ルメールをして「幼いけど、この馬は走る」

 09年ドイツ年度代表馬ナイトマジック(09年ドイツオークス、10年バーデン大賞を優勝)の6番子として、グレートマジシャンは2018年5月7日にノーザンファームで誕生した。父は日本競馬界の至宝ディープインパクト。新潟ジャンプSを勝ったフォイヤーヴェルクなど兄姉が堅実に成績を出しており、良血として若駒時代から大きな期待をかけられて育った。
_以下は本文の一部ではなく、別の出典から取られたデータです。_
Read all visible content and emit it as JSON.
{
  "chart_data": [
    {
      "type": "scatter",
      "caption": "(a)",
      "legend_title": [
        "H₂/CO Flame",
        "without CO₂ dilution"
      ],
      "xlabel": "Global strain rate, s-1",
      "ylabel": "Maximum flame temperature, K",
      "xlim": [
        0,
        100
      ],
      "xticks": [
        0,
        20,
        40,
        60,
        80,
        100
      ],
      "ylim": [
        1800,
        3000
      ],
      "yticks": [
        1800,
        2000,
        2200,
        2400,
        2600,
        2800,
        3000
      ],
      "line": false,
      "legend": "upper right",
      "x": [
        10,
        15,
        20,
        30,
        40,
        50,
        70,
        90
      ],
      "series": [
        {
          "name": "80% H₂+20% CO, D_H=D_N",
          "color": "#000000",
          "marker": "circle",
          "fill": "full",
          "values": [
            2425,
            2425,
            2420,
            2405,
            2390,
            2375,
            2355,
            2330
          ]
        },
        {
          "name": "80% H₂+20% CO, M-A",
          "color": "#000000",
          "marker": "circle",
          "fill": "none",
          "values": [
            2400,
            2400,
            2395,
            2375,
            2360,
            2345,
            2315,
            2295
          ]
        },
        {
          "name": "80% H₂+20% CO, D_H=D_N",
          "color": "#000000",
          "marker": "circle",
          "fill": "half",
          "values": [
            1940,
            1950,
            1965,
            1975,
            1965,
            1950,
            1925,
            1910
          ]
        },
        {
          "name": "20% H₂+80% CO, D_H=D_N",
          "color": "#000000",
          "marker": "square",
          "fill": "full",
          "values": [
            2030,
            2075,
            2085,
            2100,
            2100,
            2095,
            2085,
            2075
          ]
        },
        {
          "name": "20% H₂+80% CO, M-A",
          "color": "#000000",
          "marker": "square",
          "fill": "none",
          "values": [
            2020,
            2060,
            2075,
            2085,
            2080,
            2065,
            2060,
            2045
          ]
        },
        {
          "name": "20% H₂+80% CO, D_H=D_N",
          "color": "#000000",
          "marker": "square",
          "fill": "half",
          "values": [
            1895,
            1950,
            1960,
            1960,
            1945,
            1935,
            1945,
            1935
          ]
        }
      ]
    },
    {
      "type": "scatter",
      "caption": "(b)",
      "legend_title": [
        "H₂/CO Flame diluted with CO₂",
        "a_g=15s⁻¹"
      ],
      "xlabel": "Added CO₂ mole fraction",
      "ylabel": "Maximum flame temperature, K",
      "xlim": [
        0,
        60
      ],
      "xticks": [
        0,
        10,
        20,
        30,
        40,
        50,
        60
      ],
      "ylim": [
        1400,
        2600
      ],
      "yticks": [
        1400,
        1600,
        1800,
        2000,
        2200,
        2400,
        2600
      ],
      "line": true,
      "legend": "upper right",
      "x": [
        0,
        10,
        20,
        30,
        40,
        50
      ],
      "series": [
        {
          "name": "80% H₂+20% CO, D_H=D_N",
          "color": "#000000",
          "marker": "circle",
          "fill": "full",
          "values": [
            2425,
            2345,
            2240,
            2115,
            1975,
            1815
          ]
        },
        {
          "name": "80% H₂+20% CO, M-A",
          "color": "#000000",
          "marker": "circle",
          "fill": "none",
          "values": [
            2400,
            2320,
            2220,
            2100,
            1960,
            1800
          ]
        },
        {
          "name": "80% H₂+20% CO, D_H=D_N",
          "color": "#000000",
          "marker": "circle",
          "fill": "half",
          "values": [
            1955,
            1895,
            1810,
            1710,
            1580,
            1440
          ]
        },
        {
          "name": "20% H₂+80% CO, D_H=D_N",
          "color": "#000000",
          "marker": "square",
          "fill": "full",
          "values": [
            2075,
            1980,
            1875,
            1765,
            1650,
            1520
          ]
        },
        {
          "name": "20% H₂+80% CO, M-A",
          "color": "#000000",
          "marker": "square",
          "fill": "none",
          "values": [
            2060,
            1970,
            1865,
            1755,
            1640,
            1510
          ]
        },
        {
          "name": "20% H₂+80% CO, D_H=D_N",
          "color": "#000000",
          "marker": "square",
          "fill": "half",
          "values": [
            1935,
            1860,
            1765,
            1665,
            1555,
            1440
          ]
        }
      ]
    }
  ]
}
ただ、3月に出産のピークを迎える日本のサラブレッド生産では遅生まれにあたる5月生まれ。2歳時は「3、4月ぐらいまでは他の馬より一周遅れている感じ」(宮田敬介調教師)だったといい、騎乗トレーニングに入るのが育成を担ったノーザンファーム早来で最も遅かったほど。同期のライバルがデビューしていく中、じっくり成長を促された。
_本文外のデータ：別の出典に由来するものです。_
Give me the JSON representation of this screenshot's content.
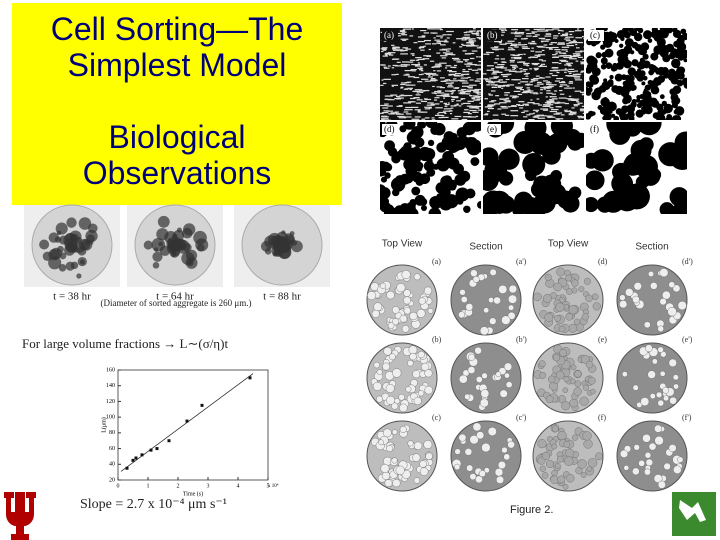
{
  "header": {
    "title": "Cell Sorting—The Simplest Model",
    "subtitle": "Biological Observations"
  },
  "micrograph": {
    "labels": [
      "(a)",
      "(b)",
      "(c)",
      "(d)",
      "(e)",
      "(f)"
    ]
  },
  "aggregates": {
    "times": [
      "t = 38 hr",
      "t = 64 hr",
      "t = 88 hr"
    ],
    "note": "(Diameter of sorted aggregate is 260 μm.)"
  },
  "law": "For large volume fractions → L∼(σ/η)t",
  "plot": {
    "xlabel": "Time (s)",
    "ylabel": "L(μm)",
    "xscale": "x 10⁴",
    "xlim": [
      0,
      5
    ],
    "ylim": [
      20,
      160
    ],
    "xticks": [
      0,
      1,
      2,
      3,
      4,
      5
    ],
    "yticks": [
      20,
      40,
      60,
      80,
      100,
      120,
      140,
      160
    ],
    "x": [
      0.3,
      0.5,
      0.6,
      0.8,
      1.1,
      1.3,
      1.7,
      2.3,
      2.8,
      4.4
    ],
    "y": [
      35,
      45,
      48,
      52,
      58,
      60,
      70,
      95,
      115,
      150
    ],
    "slope": "Slope = 2.7 x 10⁻⁴ μm s⁻¹"
  },
  "figure": {
    "headers": [
      "Top View",
      "Section",
      "Top View",
      "Section"
    ],
    "labels": [
      [
        "(a)",
        "(a')",
        "(d)",
        "(d')"
      ],
      [
        "(b)",
        "(b')",
        "(e)",
        "(e')"
      ],
      [
        "(c)",
        "(c')",
        "(f)",
        "(f')"
      ]
    ],
    "caption": "Figure 2."
  }
}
 結局、デビューは2歳の11月。その頃にはメキメキと力をつけ、調教では格上馬を圧倒する走りを見せるようになっていた。新馬戦は着差こそ2着馬に頭差と地味だったが、直線で他馬にかわされるたびに差し返す離れ業。ルメールをして「幼いけど、この馬は走る」と言わしめた。
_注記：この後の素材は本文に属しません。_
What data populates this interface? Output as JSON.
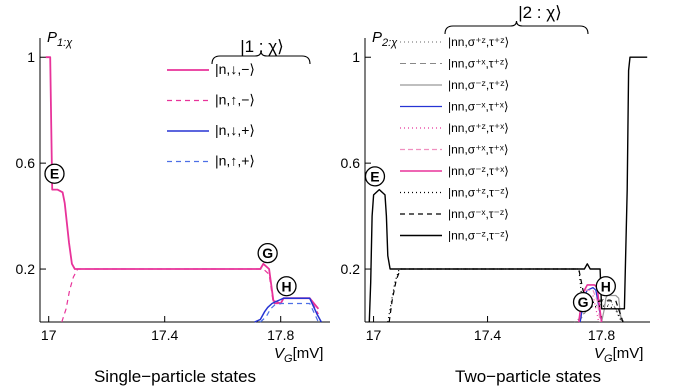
{
  "chart_data": [
    {
      "type": "line",
      "caption": "Single−particle states",
      "ylabel_main": "P",
      "ylabel_sub": "1:χ",
      "xlabel_main": "V",
      "xlabel_sub": "G",
      "xlabel_unit": "[mV]",
      "legend_title": "|1 : χ⟩",
      "xlim": [
        16.97,
        17.97
      ],
      "ylim": [
        0,
        1.05
      ],
      "xticks": [
        {
          "v": 17.0,
          "label": "17"
        },
        {
          "v": 17.4,
          "label": "17.4"
        },
        {
          "v": 17.8,
          "label": "17.8"
        }
      ],
      "yticks": [
        {
          "v": 0.2,
          "label": "0.2"
        },
        {
          "v": 0.6,
          "label": "0.6"
        },
        {
          "v": 1.0,
          "label": "1"
        }
      ],
      "annotations": [
        {
          "label": "E",
          "x": 17.02,
          "y": 0.56
        },
        {
          "label": "G",
          "x": 17.755,
          "y": 0.26
        },
        {
          "label": "H",
          "x": 17.82,
          "y": 0.135
        }
      ],
      "series": [
        {
          "name": "|n,↓,−⟩",
          "color": "#e8339a",
          "dash": "solid",
          "width": 1.8,
          "x": [
            16.99,
            17.005,
            17.012,
            17.03,
            17.048,
            17.055,
            17.07,
            17.08,
            17.09,
            17.72,
            17.73,
            17.74,
            17.76,
            17.775,
            17.8,
            17.81,
            17.9,
            17.93
          ],
          "y": [
            1.0,
            1.0,
            0.5,
            0.5,
            0.49,
            0.45,
            0.3,
            0.22,
            0.2,
            0.2,
            0.2,
            0.22,
            0.2,
            0.08,
            0.07,
            0.09,
            0.09,
            0.05
          ]
        },
        {
          "name": "|n,↑,−⟩",
          "color": "#e8339a",
          "dash": "5,4",
          "width": 1.2,
          "x": [
            17.045,
            17.06,
            17.072,
            17.085,
            17.1,
            17.72,
            17.74,
            17.76,
            17.775,
            17.8,
            17.81,
            17.9,
            17.93
          ],
          "y": [
            0.0,
            0.05,
            0.12,
            0.17,
            0.2,
            0.2,
            0.2,
            0.18,
            0.07,
            0.07,
            0.09,
            0.09,
            0.03
          ]
        },
        {
          "name": "|n,↓,+⟩",
          "color": "#2634d4",
          "dash": "solid",
          "width": 1.5,
          "x": [
            17.71,
            17.73,
            17.745,
            17.755,
            17.77,
            17.78,
            17.8,
            17.81,
            17.9,
            17.925,
            17.94
          ],
          "y": [
            0.0,
            0.01,
            0.04,
            0.055,
            0.07,
            0.075,
            0.085,
            0.09,
            0.09,
            0.03,
            0.0
          ]
        },
        {
          "name": "|n,↑,+⟩",
          "color": "#4d6fe6",
          "dash": "5,4",
          "width": 1.2,
          "x": [
            17.73,
            17.75,
            17.765,
            17.78,
            17.8,
            17.82,
            17.9,
            17.93
          ],
          "y": [
            0.0,
            0.02,
            0.05,
            0.065,
            0.07,
            0.07,
            0.07,
            0.0
          ]
        }
      ]
    },
    {
      "type": "line",
      "caption": "Two−particle states",
      "ylabel_main": "P",
      "ylabel_sub": "2:χ",
      "xlabel_main": "V",
      "xlabel_sub": "G",
      "xlabel_unit": "[mV]",
      "legend_title": "|2 : χ⟩",
      "xlim": [
        16.97,
        17.97
      ],
      "ylim": [
        0,
        1.05
      ],
      "xticks": [
        {
          "v": 17.0,
          "label": "17"
        },
        {
          "v": 17.4,
          "label": "17.4"
        },
        {
          "v": 17.8,
          "label": "17.8"
        }
      ],
      "yticks": [
        {
          "v": 0.2,
          "label": "0.2"
        },
        {
          "v": 0.6,
          "label": "0.6"
        },
        {
          "v": 1.0,
          "label": "1"
        }
      ],
      "annotations": [
        {
          "label": "E",
          "x": 17.005,
          "y": 0.55
        },
        {
          "label": "G",
          "x": 17.735,
          "y": 0.075
        },
        {
          "label": "H",
          "x": 17.815,
          "y": 0.135
        }
      ],
      "series": [
        {
          "name": "|nn,σ⁺ᶻ,τ⁺ᶻ⟩",
          "color": "#666666",
          "dash": "1,3",
          "width": 1.0,
          "x": [
            17.705,
            17.73,
            17.75,
            17.77,
            17.79,
            17.8,
            17.84,
            17.86,
            17.88
          ],
          "y": [
            0.0,
            0.02,
            0.05,
            0.06,
            0.065,
            0.065,
            0.065,
            0.02,
            0.0
          ]
        },
        {
          "name": "|nn,σ⁺ˣ,τ⁺ᶻ⟩",
          "color": "#888888",
          "dash": "6,4",
          "width": 1.0,
          "x": [
            17.72,
            17.745,
            17.76,
            17.78,
            17.8,
            17.83,
            17.855,
            17.88
          ],
          "y": [
            0.0,
            0.04,
            0.07,
            0.08,
            0.085,
            0.085,
            0.04,
            0.0
          ]
        },
        {
          "name": "|nn,σ⁻ᶻ,τ⁺ᶻ⟩",
          "color": "#999999",
          "dash": "solid",
          "width": 1.2,
          "x": [
            17.8,
            17.81,
            17.815,
            17.82,
            17.85,
            17.86,
            17.865,
            17.87
          ],
          "y": [
            0.0,
            0.05,
            0.09,
            0.1,
            0.1,
            0.09,
            0.04,
            0.0
          ]
        },
        {
          "name": "|nn,σ⁻ˣ,τ⁺ˣ⟩",
          "color": "#2634d4",
          "dash": "solid",
          "width": 1.3,
          "x": [
            17.725,
            17.74,
            17.75,
            17.77,
            17.78,
            17.79,
            17.8
          ],
          "y": [
            0.0,
            0.1,
            0.12,
            0.13,
            0.12,
            0.06,
            0.0
          ]
        },
        {
          "name": "|nn,σ⁺ᶻ,τ⁺ˣ⟩",
          "color": "#e8339a",
          "dash": "1,3",
          "width": 1.2,
          "x": [
            17.72,
            17.73,
            17.74,
            17.76,
            17.77,
            17.78,
            17.79
          ],
          "y": [
            0.0,
            0.08,
            0.1,
            0.1,
            0.1,
            0.05,
            0.0
          ]
        },
        {
          "name": "|nn,σ⁺ˣ,τ⁺ˣ⟩",
          "color": "#f090c0",
          "dash": "5,3",
          "width": 1.2,
          "x": [
            17.72,
            17.735,
            17.745,
            17.77,
            17.785,
            17.795
          ],
          "y": [
            0.0,
            0.1,
            0.12,
            0.12,
            0.08,
            0.0
          ]
        },
        {
          "name": "|nn,σ⁻ᶻ,τ⁺ˣ⟩",
          "color": "#e8339a",
          "dash": "solid",
          "width": 1.6,
          "x": [
            17.72,
            17.73,
            17.74,
            17.75,
            17.775,
            17.785,
            17.79,
            17.8
          ],
          "y": [
            0.0,
            0.08,
            0.12,
            0.14,
            0.14,
            0.13,
            0.08,
            0.0
          ]
        },
        {
          "name": "|nn,σ⁺ᶻ,τ⁻ᶻ⟩",
          "color": "#000000",
          "dash": "1,3",
          "width": 1.2,
          "x": [
            17.05,
            17.06,
            17.075,
            17.09,
            17.72,
            17.73,
            17.745,
            17.76,
            17.79,
            17.82,
            17.85,
            17.87
          ],
          "y": [
            0.0,
            0.06,
            0.15,
            0.2,
            0.2,
            0.1,
            0.05,
            0.055,
            0.06,
            0.06,
            0.05,
            0.0
          ]
        },
        {
          "name": "|nn,σ⁻ˣ,τ⁻ᶻ⟩",
          "color": "#000000",
          "dash": "5,4",
          "width": 1.2,
          "x": [
            17.055,
            17.065,
            17.08,
            17.095,
            17.72,
            17.735,
            17.75,
            17.8,
            17.85,
            17.875
          ],
          "y": [
            0.0,
            0.08,
            0.16,
            0.2,
            0.2,
            0.12,
            0.07,
            0.08,
            0.08,
            0.0
          ]
        },
        {
          "name": "|nn,σ⁻ᶻ,τ⁻ᶻ⟩",
          "color": "#000000",
          "dash": "solid",
          "width": 1.4,
          "x": [
            16.985,
            16.99,
            16.995,
            17.0,
            17.02,
            17.04,
            17.045,
            17.05,
            17.058,
            17.065,
            17.07,
            17.74,
            17.75,
            17.76,
            17.78,
            17.795,
            17.8,
            17.84,
            17.88,
            17.89,
            17.895,
            17.9,
            17.96
          ],
          "y": [
            0.0,
            0.15,
            0.4,
            0.48,
            0.5,
            0.48,
            0.4,
            0.25,
            0.2,
            0.2,
            0.2,
            0.2,
            0.22,
            0.2,
            0.2,
            0.2,
            0.05,
            0.05,
            0.05,
            0.5,
            0.95,
            1.0,
            1.0
          ]
        }
      ]
    }
  ]
}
 そして、2戦目・セントポーリア賞の衝撃は競馬ファンなら覚えている方も多いのでは。出遅れのロスがありながら、のちにダービートライアルのプリンシパルSを完勝するバジオウを寄せ付けず、2馬身半差の圧勝。上がり3Fのタイムはメンバー最速の33秒3をマークしたが、同2位のバジオウが34秒2。ベールを脱いだ異次元の末脚は見る者を魅了した。ルメールの評価も「走り方はまだまだ子供っぽいが、凄くいい」とさらに期待値が上がった印象を受けた。